Maisa: não seria uma intervenção a mais do Estado na vida da família?

A deputada estadual Maisa Mitidieri, PSD, apresentou na Assembleia Legislativa de Sergipe o projeto de lei nº 287/2020 que trata da capacitação escolar de crianças e adolescentes da rede pública do Estado de Sergipe para identificação e prevenção de situações de violência intrafamiliar.

De acordo com o projeto de lei, será proporcionado às crianças e adolescentes conteúdo e treinamento para que possam identificar previamente e evitar episódios de violações de seus direitos.

“Devem ser oferecidos aos alunos do Ensino Fundamental e Ensino Médio aulas de capacitação com conteúdo que estimule a conscientização, identificação e prevenção à situação de violência intrafamiliar, observando a produção e distribuição de material didático adequado para cada ciclo de ensino”, explicou a parlamentar.

As aulas deverão ser ministradas por profissionais capacitados, podendo ser professores, psicólogos, psicopedagogos ou assistentes sociais. “Vale ressaltar que esses profissionais citados serão pertencentes ao quadro de funcionários do Estado de Sergipe”, argumenta Maisa.

A violência é abordada como um problema de saúde pública em todo o mundo. Especificamente, a violência intrafamiliar, que se refere a todas as formas de abuso que acontecem entre os membros de uma família e é uma das mais preocupantes, pois é caracterizada pelas diferenças de poder na relação de parentesco e muitas vezes podem envolver abusos com a intenção de prejudicar o outro.
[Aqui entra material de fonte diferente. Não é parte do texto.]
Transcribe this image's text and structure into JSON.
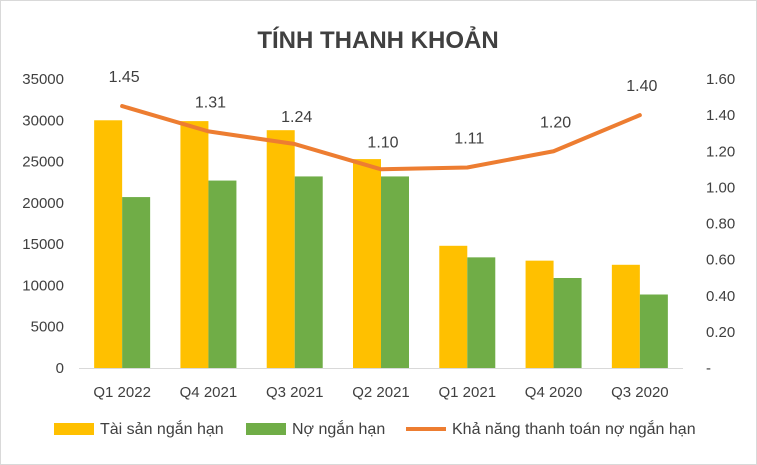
{
  "chart_data": {
    "type": "bar",
    "title": "TÍNH THANH KHOẢN",
    "categories": [
      "Q1 2022",
      "Q4 2021",
      "Q3 2021",
      "Q2 2021",
      "Q1 2021",
      "Q4 2020",
      "Q3 2020"
    ],
    "series": [
      {
        "name": "Tài sản ngắn hạn",
        "type": "bar",
        "axis": "left",
        "color": "#FFC000",
        "values": [
          30000,
          29900,
          28800,
          25300,
          14800,
          13000,
          12500
        ]
      },
      {
        "name": "Nợ ngắn hạn",
        "type": "bar",
        "axis": "left",
        "color": "#70AD47",
        "values": [
          20700,
          22700,
          23200,
          23200,
          13400,
          10900,
          8900
        ]
      },
      {
        "name": "Khả năng thanh toán nợ ngắn hạn",
        "type": "line",
        "axis": "right",
        "color": "#ED7D31",
        "values": [
          1.45,
          1.31,
          1.24,
          1.1,
          1.11,
          1.2,
          1.4
        ],
        "data_labels": [
          "1.45",
          "1.31",
          "1.24",
          "1.10",
          "1.11",
          "1.20",
          "1.40"
        ]
      }
    ],
    "y_left": {
      "min": 0,
      "max": 35000,
      "step": 5000,
      "tick_labels": [
        "0",
        "5000",
        "10000",
        "15000",
        "20000",
        "25000",
        "30000",
        "35000"
      ]
    },
    "y_right": {
      "min": 0,
      "max": 1.6,
      "step": 0.2,
      "tick_labels": [
        "-",
        "0.20",
        "0.40",
        "0.60",
        "0.80",
        "1.00",
        "1.20",
        "1.40",
        "1.60"
      ]
    },
    "grid": false,
    "legend_position": "bottom"
  }
}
Para combater a violência intrafamiliar, primeiramente é necessário identificá-la e conhecer também quais são os direitos da criança, como explica a deputada autora do projeto.

“Torna-se mais evidente a necessidade de um trabalho interdisciplinar, em que vários profissionais, incluindo professores, médicos, psicólogos, pedagogos e assistentes sociais, no exercício de suas atividades, estejam envolvidos com o atendimento e a defesa dos direitos da criança e suas violações para que assim se torne possível ajudar”, diz Maisa.